If Life is A Bowl of Cherries, What Am I Doing in the Pits? (1971) by Erma Bombeck




🍒 My second book for my personal project of #readingthe1971s is a memoir from Erma Bombeck, an American humorist, whose newspaper humor columns had entertained many readers from 1965 to 1996. She is even daubed as the best-loved humorist of her day (from A Biography of Erma Bombeck at the end of the re-published version of this book). We aren't lucky enough to be those readers, but we have this memoir to be equally tickled to uncontrollable laughter that could endanger your career (if you read this during office hours).

🍒 If Life is A Bowl of Cherries is about mundane situations every mother in the 1970s must have had on daily basis, related to children, marriage, motherhood, housekeeping; from game shows to family vacations, and anything in between. One reviewer in Goodreads said that this book is like a standup comedy, which I agree. Erma's views of her world is critical, without too much sarcasm. Here's a sample (from Introduction, page 9):

Children are becoming an endangered species, energy has reached crisis proportions, marriages are on the decline, and the only ones having any fun anymore are the research rats.
You cannot help but envy their decadence.
Throughout the years, these furry swingers have been plied with booze, pot, cigarettes, birth control pills, too much sun, cyclamates, caffeine, Red Dye No. 2, saccharine, disco music at ear-shock decibels, late nights, and a steady diet of snack food.
If people haven't asked themselves these questions, they should: How come there are still more rats than people?

 
🍒 Through all of these jumble of seemingly distressing stuffs that an overworked mom must have endured, we are entertained with nostalgia of that bygone era. My most favorite part is when Emma is talking about letter writing - an art that Gen Z and Alpha would never understand.

The letter-writers who really bug me, though, are the ones with the stationery whose paper matches the envelopes. Sure it's easy to write a letter when you have all the equipment, but for me, it's a real hassle finding clean paper, a pencil, and a stamp.

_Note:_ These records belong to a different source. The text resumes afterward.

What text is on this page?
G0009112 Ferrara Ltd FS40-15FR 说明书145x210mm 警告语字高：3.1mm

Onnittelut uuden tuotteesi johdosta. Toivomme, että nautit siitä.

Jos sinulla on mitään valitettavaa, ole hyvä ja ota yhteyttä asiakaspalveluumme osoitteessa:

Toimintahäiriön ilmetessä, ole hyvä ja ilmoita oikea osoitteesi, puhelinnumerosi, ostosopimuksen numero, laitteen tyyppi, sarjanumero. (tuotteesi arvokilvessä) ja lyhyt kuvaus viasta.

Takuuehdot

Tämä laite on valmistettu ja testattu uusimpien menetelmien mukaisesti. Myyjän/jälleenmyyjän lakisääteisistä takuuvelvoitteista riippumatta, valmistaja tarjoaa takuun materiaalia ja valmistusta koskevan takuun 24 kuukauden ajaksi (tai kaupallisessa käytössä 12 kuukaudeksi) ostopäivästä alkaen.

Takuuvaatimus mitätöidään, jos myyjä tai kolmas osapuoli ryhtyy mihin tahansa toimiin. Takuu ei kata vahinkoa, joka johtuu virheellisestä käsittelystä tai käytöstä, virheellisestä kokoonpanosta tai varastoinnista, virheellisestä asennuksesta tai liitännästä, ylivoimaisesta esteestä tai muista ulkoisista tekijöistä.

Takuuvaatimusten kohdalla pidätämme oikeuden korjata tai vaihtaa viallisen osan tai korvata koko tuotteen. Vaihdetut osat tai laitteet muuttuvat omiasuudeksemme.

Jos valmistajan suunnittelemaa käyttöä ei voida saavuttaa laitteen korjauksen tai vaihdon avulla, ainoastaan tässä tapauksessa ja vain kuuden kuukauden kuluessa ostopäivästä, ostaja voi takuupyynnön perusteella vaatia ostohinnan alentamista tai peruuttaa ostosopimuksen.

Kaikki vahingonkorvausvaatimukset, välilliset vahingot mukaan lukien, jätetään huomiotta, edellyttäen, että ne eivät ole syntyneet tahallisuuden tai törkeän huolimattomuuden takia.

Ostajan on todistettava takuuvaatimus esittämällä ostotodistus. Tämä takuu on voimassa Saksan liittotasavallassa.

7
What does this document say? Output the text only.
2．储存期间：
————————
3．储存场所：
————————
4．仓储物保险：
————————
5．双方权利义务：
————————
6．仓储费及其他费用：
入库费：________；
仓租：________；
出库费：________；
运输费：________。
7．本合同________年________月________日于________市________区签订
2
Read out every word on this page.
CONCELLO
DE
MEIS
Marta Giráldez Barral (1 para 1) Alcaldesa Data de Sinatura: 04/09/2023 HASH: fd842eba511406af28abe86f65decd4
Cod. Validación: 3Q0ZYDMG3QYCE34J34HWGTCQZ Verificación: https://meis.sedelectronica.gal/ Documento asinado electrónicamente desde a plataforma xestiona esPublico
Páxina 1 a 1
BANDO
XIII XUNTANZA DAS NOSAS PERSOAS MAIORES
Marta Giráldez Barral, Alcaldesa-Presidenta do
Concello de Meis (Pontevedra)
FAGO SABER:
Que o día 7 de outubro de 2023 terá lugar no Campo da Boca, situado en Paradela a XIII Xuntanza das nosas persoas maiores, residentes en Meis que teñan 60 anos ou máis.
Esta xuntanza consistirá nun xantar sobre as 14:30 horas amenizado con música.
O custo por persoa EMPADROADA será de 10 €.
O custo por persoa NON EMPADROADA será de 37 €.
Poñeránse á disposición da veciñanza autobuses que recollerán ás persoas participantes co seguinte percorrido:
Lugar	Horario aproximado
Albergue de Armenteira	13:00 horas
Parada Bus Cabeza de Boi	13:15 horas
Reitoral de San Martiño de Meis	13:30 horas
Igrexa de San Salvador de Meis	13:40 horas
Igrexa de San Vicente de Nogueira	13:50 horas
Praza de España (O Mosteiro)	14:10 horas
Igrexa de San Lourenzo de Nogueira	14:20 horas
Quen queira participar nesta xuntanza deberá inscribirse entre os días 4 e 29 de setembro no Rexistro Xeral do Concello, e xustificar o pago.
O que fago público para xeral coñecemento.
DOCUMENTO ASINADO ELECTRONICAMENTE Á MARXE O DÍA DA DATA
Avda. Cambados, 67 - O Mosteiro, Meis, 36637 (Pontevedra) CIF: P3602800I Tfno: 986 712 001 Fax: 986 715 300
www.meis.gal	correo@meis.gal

🍒 It warmed my heart with nostalgia. I remember those days of writing letters, buying stamps, the excitement of finding in the mailbox a letter from your friend, and more excitement still of reading your friend's response to your letter a week before. Ah, those beautiful days of the bygone era, how I miss it so much! Not mentioning the stationery papers; I remember vividly on my school days, of collecting those beautifully printed - and even scented - stationery papers which we were collecting just like our parents had been collecting stamps. Then the e-mail - nowadays chatting apps - came and killed it.

🍒 Beyond the hilarious everyday life - struggles, triumph, and anything in between - which Erma Bombeck illustrated perfectly, there's a layer of depth too. The chapter of "When Did I Become the Mother and the Mother Become the Child?" is very related to my own current personal struggle. It is saddening when your parents are getting older and becoming more and more dependent on you. The parents who you grew up thinking they are so strong and dependable, now are so weak and fragile - something that you never thought you would see, but that's it.

🍒 On the whole, this book is quite entertaining and in a way, nostalgic. I loved to be immersed into those bygone era, which I miss so much. Although what we were having here in Indonesia were not the same as Erma's American life, I felt it's relatable enough. This was the kind of book that I expect to read for my #readingthe1971 project. I wish the rest on the list would be as good as this!